The Gulf countries face three key labour market challenges as they seek to diversify their economies away from oil dependency, highlights the latest report “Tradable Permits- a market driven approach to achieve national employment objectives in the GCC ”, by strategy consultancy firm, Oliver Wyman. The report comes at a time where regional governments rigorously introduce labour laws to bridge the skills gap in their respective countries.
Regional governments are advised to introduce tradable permits, according to the report. Tradable permits allow a party an exclusive right to explore a resource, fully to the advantage of an organization. Traditionally, GCC governments have relied on issuing labour permits based on quota systems to encourage national hiring and manage the supply of expatriate labour. Although, first seen as a success in Kuwait and Saudi Arabia, these quota systems have burdened the economies. Gulf countries in general should actively explore an alternative to the existing quota system that include the benefits of the existing quota system, namely the incentives to hire national labour, but also take into consideration the challenges the system holds.
Introducing permits will have three effects on the market:
- As the number of permits in a market is fixed in the short run, they will restrict the aggregate supply of an activity
- Because permits can be sold in an open market, they determine a value for the activity, expressed through a market price
- The ability of parties to buy and sell permits on the open market result in the permits being allocated to where their value added is the highest
According to the report, at present, the first challenge across the GCC is low labour participation rates among nationals, (particularly among the youth and women) and the use of expatriate labour across all industries. Second, there is the need to bridge the gap between the skillset of the national labour force and the requirements of the private sector. Third, the abundance of low cost expat labour force has reduced incentives for firms to invest in automation, and technology. These factors pose challenges to the competiveness and long-term growth prospective of Gulf economies, particularly given that governments are weaning away from the current subsidies offered in the public sector.
The report outlines that a market approach that uses tradable permits to control the aggregate supply of expatriate labour could offer the benefits governments are seeking whilst mitigating the impact in terms of reducing competitiveness and increased regulatory burden. A strategy encouraging the use of tradable permits would allocate expat labour to the areas of the economy where it is most needed and minimize expatriate labour presence where alternatives can be applied.
“Tradable permits effectively give a party an exclusive right to exploit a resource, and currently it has been applied as taxi permits, or pollution permits to reduce greenhouse gas emissions. The concept of using tradable permits to manage labour markets is still in its initial stages but it is beginning to shape policies in countries such as the United States,” said Abhishek Sharma, Partner, Public Sector, Oliver Wyman.
“If implemented in the GCC countries, a tradable permit system for managing expatriate labour would offer similar benefits to the current quota systems present in the GCC. Specifically, a permit system would encourage domestic employment and would decrease firms relying on expatriate labour,” he added.

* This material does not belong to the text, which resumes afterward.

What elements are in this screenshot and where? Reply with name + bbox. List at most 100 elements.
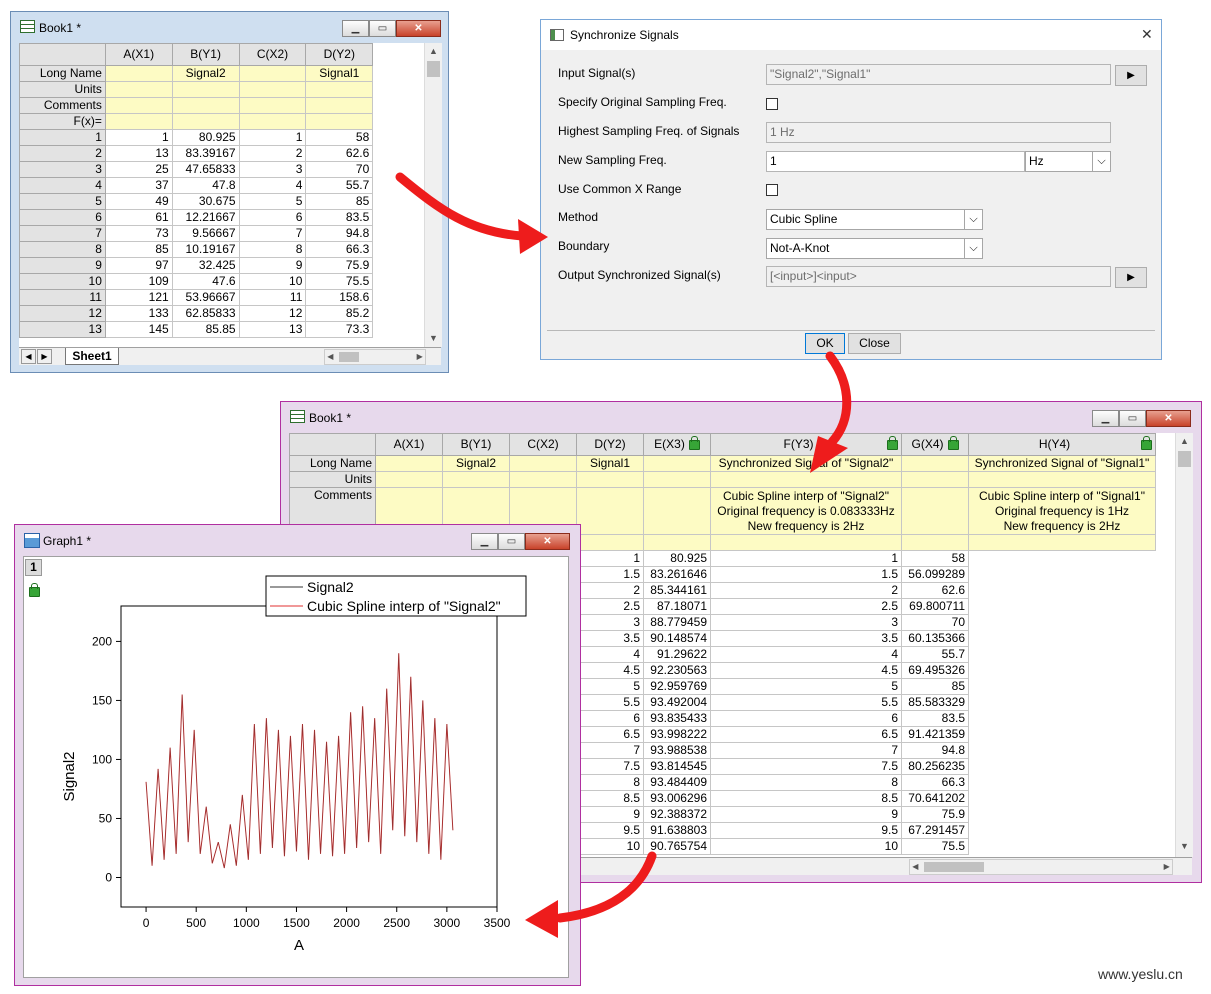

The demographic trends in the GCC are shifting drastically where trends suggest that between 1.2 million-1.6 million youth will enter GCC labour markets by 2019. With a growing youth population, the skills gap and challenges pertaining to productivity throughout the GCC, reforming the labour market is now crucial. Tradable permits offers a powerful policy choice for GCC countries transforming their labour markets and to lessen the burden of nationalization.
A permit system would directly address the challenges facing the GCC markets. Labour market reform is a complex system-wide issue that requires balancing a number of other issues such as education, public sector recruitment and private sector competiveness such as enhancing the ease of doing business. If implemented, tradable permits will encourage national hiring and enable expatriate labour to be allocated to where its value added is the highest.